Short term demand forecasting of electric vehicle charging stations using context aware temporal transformer model
The growing number of electric vehicles (EVs) on the road poses great challenges to the power supply and causes outages. Most existing research works focus on individual or aggregated charging station data at the city level. However, charging behaviors at different city locations might demonstrate different patterns and characteristics. This study proposed a Context-Aware Temporal Transformer (CAT-Former) model using Temporal and Contextual features for short-term EV charging demand forecasting of one hour and one day ahead using the public EV data from Boulder City, Colorado. The temporal and contextual features are important features, which help the model to understand the charging patterns of different periods over different locations.

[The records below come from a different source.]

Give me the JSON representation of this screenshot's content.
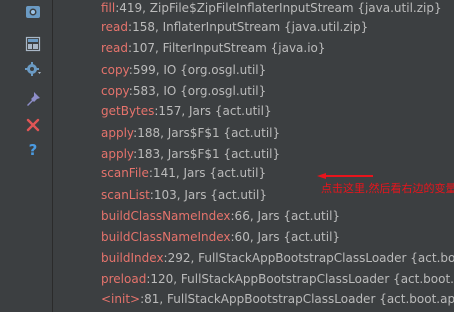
{
  "toolbar": {
    "icons": [
      "camera-icon",
      "layout-icon",
      "settings-icon",
      "pin-icon",
      "close-icon",
      "help-icon"
    ]
  },
  "frames": [
    {
      "method": "fill",
      "rest": ":419, ZipFile$ZipFileInflaterInputStream {java.util.zip}"
    },
    {
      "method": "read",
      "rest": ":158, InflaterInputStream {java.util.zip}"
    },
    {
      "method": "read",
      "rest": ":107, FilterInputStream {java.io}"
    },
    {
      "method": "copy",
      "rest": ":599, IO {org.osgl.util}"
    },
    {
      "method": "copy",
      "rest": ":583, IO {org.osgl.util}"
    },
    {
      "method": "getBytes",
      "rest": ":157, Jars {act.util}"
    },
    {
      "method": "apply",
      "rest": ":188, Jars$F$1 {act.util}"
    },
    {
      "method": "apply",
      "rest": ":183, Jars$F$1 {act.util}"
    },
    {
      "method": "scanFile",
      "rest": ":141, Jars {act.util}"
    },
    {
      "method": "scanList",
      "rest": ":103, Jars {act.util}"
    },
    {
      "method": "buildClassNameIndex",
      "rest": ":66, Jars {act.util}"
    },
    {
      "method": "buildClassNameIndex",
      "rest": ":60, Jars {act.util}"
    },
    {
      "method": "buildIndex",
      "rest": ":292, FullStackAppBootstrapClassLoader {act.boot"
    },
    {
      "method": "preload",
      "rest": ":120, FullStackAppBootstrapClassLoader {act.boot.ap"
    },
    {
      "method": "<init>",
      "rest": ":81, FullStackAppBootstrapClassLoader {act.boot.app}"
    }
  ],
  "annotation": {
    "text": "点击这里,然后看右边的变量列表",
    "color": "#e8141c"
  },
  "colors": {
    "method": "#e5736c",
    "rest": "#bbbbbb",
    "background": "#3c3f41"
  }
}
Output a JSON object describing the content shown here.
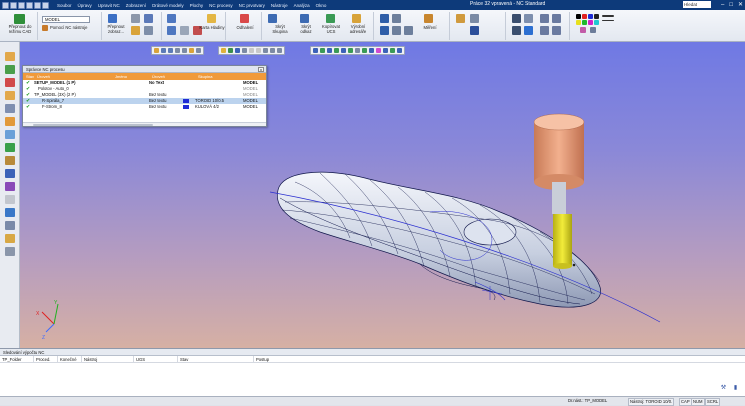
{
  "window": {
    "title": "Práce 32 vpravená - NC Standard",
    "help_placeholder": "Hledat"
  },
  "menu": [
    "Soubor",
    "Úpravy",
    "Upravit NC",
    "Zobrazení",
    "Drátové modely",
    "Plochy",
    "NC procesy",
    "NC prvotvary",
    "Nástroje",
    "Analýza",
    "Okno"
  ],
  "ribbon": {
    "model_combo": "MODEL",
    "buttons": [
      {
        "label": "Přepnout do\nrežimu CAD"
      },
      {
        "label": "Pomocí NC nástroje"
      },
      {
        "label": "Přepnout\nzobraz..."
      },
      {
        "label": "Karta Hladiny"
      },
      {
        "label": "Odhalení"
      },
      {
        "label": "Skrýt\nSkupina"
      },
      {
        "label": "Skrýt\nodkaz"
      },
      {
        "label": "Kopírovat\nUCS"
      },
      {
        "label": "Výrobní\nadresáře"
      },
      {
        "label": "Měření"
      }
    ]
  },
  "nc_panel": {
    "title": "Správce NC procesu",
    "close": "x",
    "columns": [
      "Stav",
      "Úroveň",
      "Jméno",
      "Úroveň",
      "Skupina"
    ],
    "rows": [
      {
        "name": "SETUP_MODEL (1 P)",
        "text": "No Text",
        "extra": "",
        "model": "MODEL",
        "bold": true,
        "selected": false
      },
      {
        "name": "Polotov - Auto_0",
        "text": "",
        "extra": "",
        "model": "MODEL",
        "bold": false,
        "selected": false
      },
      {
        "name": "TP_MODEL (3X) (2 P)",
        "text": "Bez textu",
        "extra": "",
        "model": "MODEL",
        "bold": false,
        "selected": false
      },
      {
        "name": "R-Spirála_7",
        "text": "Bez textu",
        "extra": "TOROID 10/0.5",
        "model": "MODEL",
        "bold": false,
        "selected": true
      },
      {
        "name": "F-Strom_8",
        "text": "Bez textu",
        "extra": "KULOVÁ 4/2",
        "model": "MODEL",
        "bold": false,
        "selected": false
      }
    ]
  },
  "bottom_panel": {
    "title": "Sledování výpočtu NC",
    "columns": [
      "TP_Folder",
      "Proced.",
      "Konečné",
      "Nástroj",
      "UGS",
      "Stav",
      "Postup"
    ]
  },
  "statusbar": {
    "model": "Dr.nást.: TP_MODEL",
    "tool": "Nástroj: TOROID 10/0.",
    "caps": "CAP",
    "num": "NUM",
    "scrl": "SCRL"
  },
  "colors": {
    "accent_orange": "#f09a3a",
    "selection_blue": "#bcd3ee",
    "tool_yellow": "#e8e12a",
    "holder_copper": "#e7a07c"
  }
}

The charging data with different trends is crucial to train and test the proposed model performance. Therefore, this study chose the three locations with the highest number of sessions from the data. The performance of the proposed model, as well as the baseline models, including LSTM, BiLSTM, and hybrid models such as CNN-LSTM and CNN-BiLSTM, is assessed and compared using Mean Square Error (MSE) and Mean Absolute Error (MAE) on three locations. The proposed model is compared to the Simple and Hybrid Transformer models utilizing the LSTM-based Encoder-Decoder. The proposed model performed better than the baseline models for one hour and one day ahead of forecasting for the selected locations by achieving the lowest MSE and MAE values. The results show that the proposed CAT-Former model using temporal and contextual features can effectively forecast the charging demand using charging data from different locations for short-term periods, including one-hour and one-day ahead predictions.